The system needs to determine whether the caller responded. If the recognizer doesn't hear anything, it will usually ask another question providing more information to the caller to elicit a response. This is called a timeout prompt.
To design timeout prompts we always need to ask ourselves, "Why wouldn't a person respond to this question?"
Were they distracted and didn't hear or understand the whole question?
Did they not know the appropriate words to use in response to the question?
Did they not know the answer to the question?
Did they not understand why they had to answer the question in the first place?
Or did they not want to answer the question? Perhaps because they didn't want to reveal sensitive information?
So, for example, if a system asked, "When do you plan to arrive?" and fails to hear a response at all, it can provide a timeout prompt, such as "I'm sorry, I didn't hear you. Say the date that you plan to arrive, or for more information say 'Help.'" This new prompt provides a little more information about how to answer the question by instructing the person to say a date (rather than a relative time marker such as "After I get to Portland") and steers them to say "Help" if they need to find out more information about this question.
If callers' responses aren't heard twice in a state, a second timeout prompt can be used—often to instruct them on how to use touchtones or how to talk to a representative.
Not to be confused with general help statements that explain how to use the system, the type of help prompt to which we're referring gives the caller assistance with a particular task in a particular situation. Designing a help prompt can be something of a challenge, because we, as designers, don't always know why callers would need help in a particular situation. So we have to make educated guesses by asking ourselves, "Why would callers not be sure how to proceed from here?"
Here are a few answers to that question.
They didn't mean to be there in the first place.
They changed their minds.
There was something important missing from the original question.
They didn't wait to hear the retry or timeout prompt messages.
We need to write our help prompt to address all of these possible needs.
A success prompt is played when a caller has successfully exited the current state and is entering the next state. You may not choose to always use a success prompt, but if you do it can be as simple as "Got it," or more of an informative segue, such as "OK, now let's collect the last piece of information."
A failure prompt is played when callers have tried—and failed—to answer a question several times. They're obviously stuck and need to be either transferred to a "live" representative in a call center, or re-oriented (perhaps by being returned to the main menu). A typical failure prompt goes something like this: "Sorry, but it seems we're having problems. Let me transfer you to someone who'll be able to help. Hold on." In the case of a client without a call center behind the application, it might say "It looks like were having problems. Let's just take things from the top," then proceed to the main menu.

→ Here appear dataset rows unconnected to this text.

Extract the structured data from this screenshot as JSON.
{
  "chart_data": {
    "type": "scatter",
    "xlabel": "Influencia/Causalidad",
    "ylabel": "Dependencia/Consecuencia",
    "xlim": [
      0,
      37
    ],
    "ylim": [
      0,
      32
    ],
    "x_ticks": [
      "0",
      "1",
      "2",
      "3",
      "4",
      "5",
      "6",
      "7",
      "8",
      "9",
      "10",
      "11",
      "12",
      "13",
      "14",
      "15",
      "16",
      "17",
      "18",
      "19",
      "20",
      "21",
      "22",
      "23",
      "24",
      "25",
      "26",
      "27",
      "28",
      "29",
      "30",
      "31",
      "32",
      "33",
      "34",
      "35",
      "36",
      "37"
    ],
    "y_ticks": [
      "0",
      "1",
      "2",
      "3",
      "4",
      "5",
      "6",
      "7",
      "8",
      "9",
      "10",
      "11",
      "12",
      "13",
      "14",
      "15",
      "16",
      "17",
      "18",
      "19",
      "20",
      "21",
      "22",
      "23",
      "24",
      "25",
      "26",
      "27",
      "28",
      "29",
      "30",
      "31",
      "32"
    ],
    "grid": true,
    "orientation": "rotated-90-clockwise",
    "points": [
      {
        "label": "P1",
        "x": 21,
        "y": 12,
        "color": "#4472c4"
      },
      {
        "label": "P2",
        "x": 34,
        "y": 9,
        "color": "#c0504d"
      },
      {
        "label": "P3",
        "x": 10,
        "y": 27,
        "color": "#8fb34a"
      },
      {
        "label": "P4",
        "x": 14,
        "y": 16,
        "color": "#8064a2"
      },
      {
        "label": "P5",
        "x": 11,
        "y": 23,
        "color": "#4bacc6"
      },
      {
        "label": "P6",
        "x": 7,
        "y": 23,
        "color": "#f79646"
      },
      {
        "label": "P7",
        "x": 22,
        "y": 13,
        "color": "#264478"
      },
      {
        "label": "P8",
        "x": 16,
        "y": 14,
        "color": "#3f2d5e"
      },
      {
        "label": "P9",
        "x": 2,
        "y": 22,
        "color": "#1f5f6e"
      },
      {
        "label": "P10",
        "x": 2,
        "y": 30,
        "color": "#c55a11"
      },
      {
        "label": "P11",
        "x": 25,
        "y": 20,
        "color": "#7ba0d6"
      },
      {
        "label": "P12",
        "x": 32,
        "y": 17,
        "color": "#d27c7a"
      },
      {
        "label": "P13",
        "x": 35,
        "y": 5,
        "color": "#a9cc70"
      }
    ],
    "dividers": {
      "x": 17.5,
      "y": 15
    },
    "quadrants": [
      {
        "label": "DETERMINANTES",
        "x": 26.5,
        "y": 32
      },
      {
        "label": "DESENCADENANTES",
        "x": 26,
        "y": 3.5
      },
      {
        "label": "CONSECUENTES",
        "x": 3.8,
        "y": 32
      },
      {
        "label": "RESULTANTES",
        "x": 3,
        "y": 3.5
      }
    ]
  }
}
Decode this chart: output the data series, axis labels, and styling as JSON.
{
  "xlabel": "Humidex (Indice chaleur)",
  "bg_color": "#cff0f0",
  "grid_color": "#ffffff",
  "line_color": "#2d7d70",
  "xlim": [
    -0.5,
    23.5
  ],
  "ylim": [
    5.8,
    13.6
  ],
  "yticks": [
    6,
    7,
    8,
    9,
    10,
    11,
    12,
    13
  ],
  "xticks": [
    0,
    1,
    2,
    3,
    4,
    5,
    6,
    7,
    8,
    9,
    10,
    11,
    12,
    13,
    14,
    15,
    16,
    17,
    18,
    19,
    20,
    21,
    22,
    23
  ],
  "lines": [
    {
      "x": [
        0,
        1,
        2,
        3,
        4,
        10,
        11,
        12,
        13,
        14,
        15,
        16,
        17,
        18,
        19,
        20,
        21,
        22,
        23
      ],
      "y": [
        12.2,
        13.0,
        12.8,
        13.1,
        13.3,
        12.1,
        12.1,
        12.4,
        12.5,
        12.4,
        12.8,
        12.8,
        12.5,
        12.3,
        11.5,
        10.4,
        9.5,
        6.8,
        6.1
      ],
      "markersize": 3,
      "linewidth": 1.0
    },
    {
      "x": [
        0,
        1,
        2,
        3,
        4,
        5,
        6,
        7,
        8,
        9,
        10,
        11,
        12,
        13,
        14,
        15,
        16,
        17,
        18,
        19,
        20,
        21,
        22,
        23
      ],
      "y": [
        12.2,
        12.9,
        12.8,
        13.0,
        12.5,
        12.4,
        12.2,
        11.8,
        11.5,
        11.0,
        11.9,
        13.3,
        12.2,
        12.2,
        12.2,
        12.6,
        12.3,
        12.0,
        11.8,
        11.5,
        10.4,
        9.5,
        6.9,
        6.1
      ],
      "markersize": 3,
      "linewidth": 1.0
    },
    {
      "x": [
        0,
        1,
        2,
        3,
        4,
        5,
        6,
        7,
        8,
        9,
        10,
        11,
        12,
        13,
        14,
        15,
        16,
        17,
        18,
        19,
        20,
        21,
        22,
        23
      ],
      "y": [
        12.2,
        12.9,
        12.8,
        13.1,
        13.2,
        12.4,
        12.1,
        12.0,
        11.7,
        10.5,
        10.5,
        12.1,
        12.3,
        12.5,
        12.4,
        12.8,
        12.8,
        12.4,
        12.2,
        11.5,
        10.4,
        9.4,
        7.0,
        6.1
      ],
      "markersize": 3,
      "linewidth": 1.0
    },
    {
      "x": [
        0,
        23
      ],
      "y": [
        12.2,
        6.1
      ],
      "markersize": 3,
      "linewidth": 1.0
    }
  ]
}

Often the designer can define this prompt once in the Design Specification and simply call for its use whenever a caller fails at a state. However, the designer should always look for situations in which this prompt may be inappropriate—or inadequate. For example, if the system has already collected information from the caller and can pass it along to a customer service representative, an appropriate prompt might be "Sorry, but it seems we're having problems. Let me transfer you to someone who'll be able to help and I'll pass along the information I've collected so far. Hold on."